Amidst the bleak outlook for Bitcoin demand, there are glimmers of hope in the form of stablecoin liquidity. Recent data shows a surge in the total market capitalization of stablecoins, reaching a new all-time high of $165 billion. Permanent Bitcoin holders are also accumulating the cryptocurrency at unprecedented levels, causing their balances to grow substantially each month. This increase in stablecoin liquidity and the demand from long-term holders are positive signs that could potentially lead to higher Bitcoin prices in the future.
The current state of Bitcoin demand and price movements paints a cautious picture for investors.
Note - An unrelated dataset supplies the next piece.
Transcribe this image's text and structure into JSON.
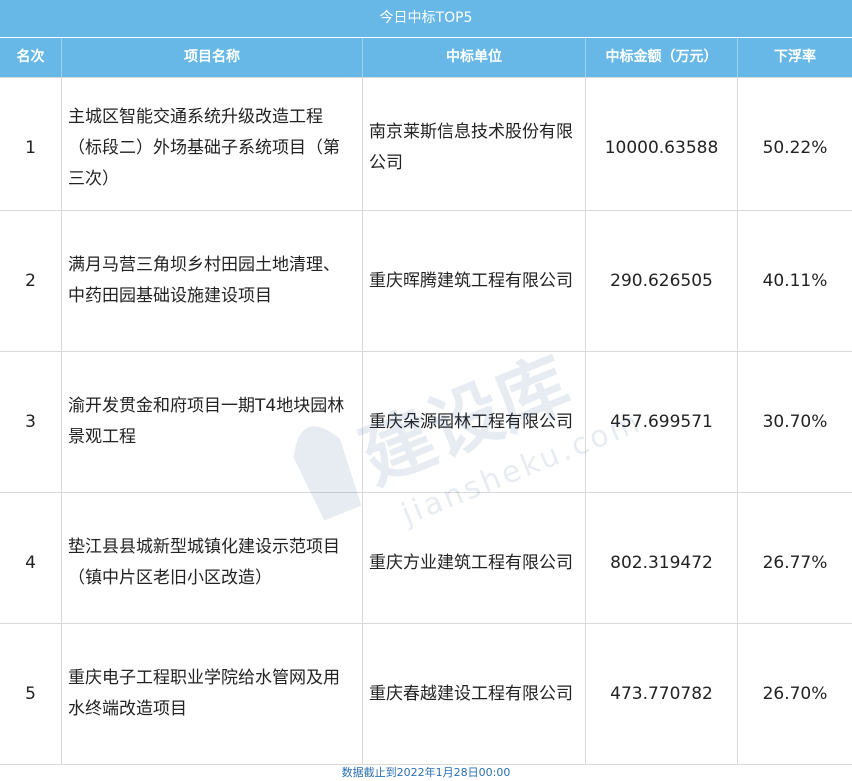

The lackluster growth in demand, coupled with declining whale holdings and reduced spot ETF purchases, indicates a challenging road ahead for Bitcoin price recovery. However, the increase in stablecoin liquidity and the accumulation by permanent holders offer a ray of hope for a potential market rally in the coming weeks. Investors should closely monitor these trends to make informed decisions in the volatile cryptocurrency market.